White was ready to quit the business, or at least find a change of scenery, when she decided to visit a job fair at a convention of the National Association of Black Journalists (NABJ). While the fair was closing down, she sat next to a woman at the NBC booth.

“We had a lovely chit chat,” White remembers. “She said ‘send me your tape sometime.’ I didn’t realize she was the news director.”

That same woman, Nancy Valenta, bought her a plane ticket to Miami to visit the station and soon hired White for a reporter job in Miami, where she worked for three years. Valenta moved to L.A. and called on White again to start work here.

“I got hired by the same woman twice,” White said. That was 30 years ago. She left Miami shortly after covering Hurricane Andrew, an event which still haunts the reporter’s memory.
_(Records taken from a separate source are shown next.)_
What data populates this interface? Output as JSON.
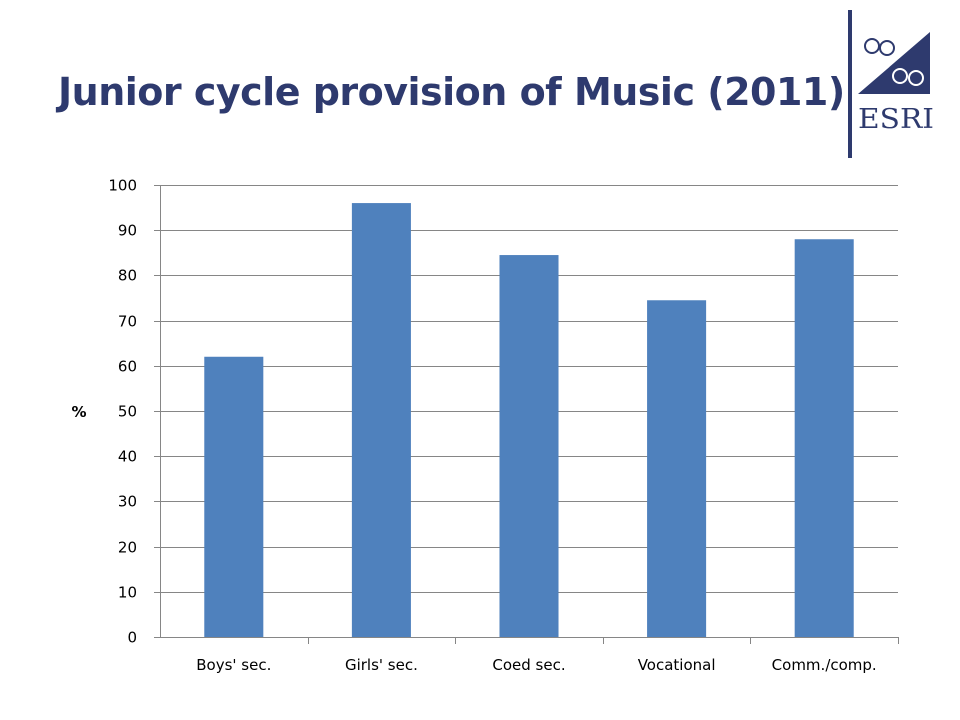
{
  "title": "Junior cycle provision of Music (2011)",
  "logo": {
    "text": "ESRI",
    "icon": "esri-logo-icon"
  },
  "chart_data": {
    "type": "bar",
    "categories": [
      "Boys' sec.",
      "Girls' sec.",
      "Coed sec.",
      "Vocational",
      "Comm./comp."
    ],
    "values": [
      62,
      96,
      84.5,
      74.5,
      88
    ],
    "ylabel": "%",
    "xlabel": "",
    "ylim": [
      0,
      100
    ],
    "yticks": [
      0,
      10,
      20,
      30,
      40,
      50,
      60,
      70,
      80,
      90,
      100
    ],
    "grid": true,
    "bar_color": "#4f81bd",
    "gridline_color": "#868686"
  }
}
“Hurricane Andrew was my swan song,” she said, noting that earthquakes are local, but hurricanes leave bad weather conditions in their wake for miles and miles. Conditions that last for weeks and weeks. “I still point to Hurricane Andrew. Palm trees for acres around, laying down on their sides. People living in tent cities.”

Still, through the ruin White has covered and a plethora of stories, somehow she has remained hopeful in humanity.

“The devastation of a story like that reminds us of the resilience of and goodness of people,” she said.

Her reporting style has been described as tenacious, but compassionate and she makes sure the complete story is told, covering both the bad and the good. Her reports with politicians, celebrities and covering events were factual, on time and informational.

White’s colleagues at NBC4 put together a “thank you” video before she happily retired from the local station’s night shift in December.

“Without Bev White on site, it just won’t feel right,” said colleague and news anchor Michael Brownlee.

White has served as the president of the NABJ-LA chapter and had been active in local chapters when she worked in Cincinnati and Miami. She encourages young reporters to fellowship with journalism peers.

“I do credit NABJ for my sanity and longevity,” she said.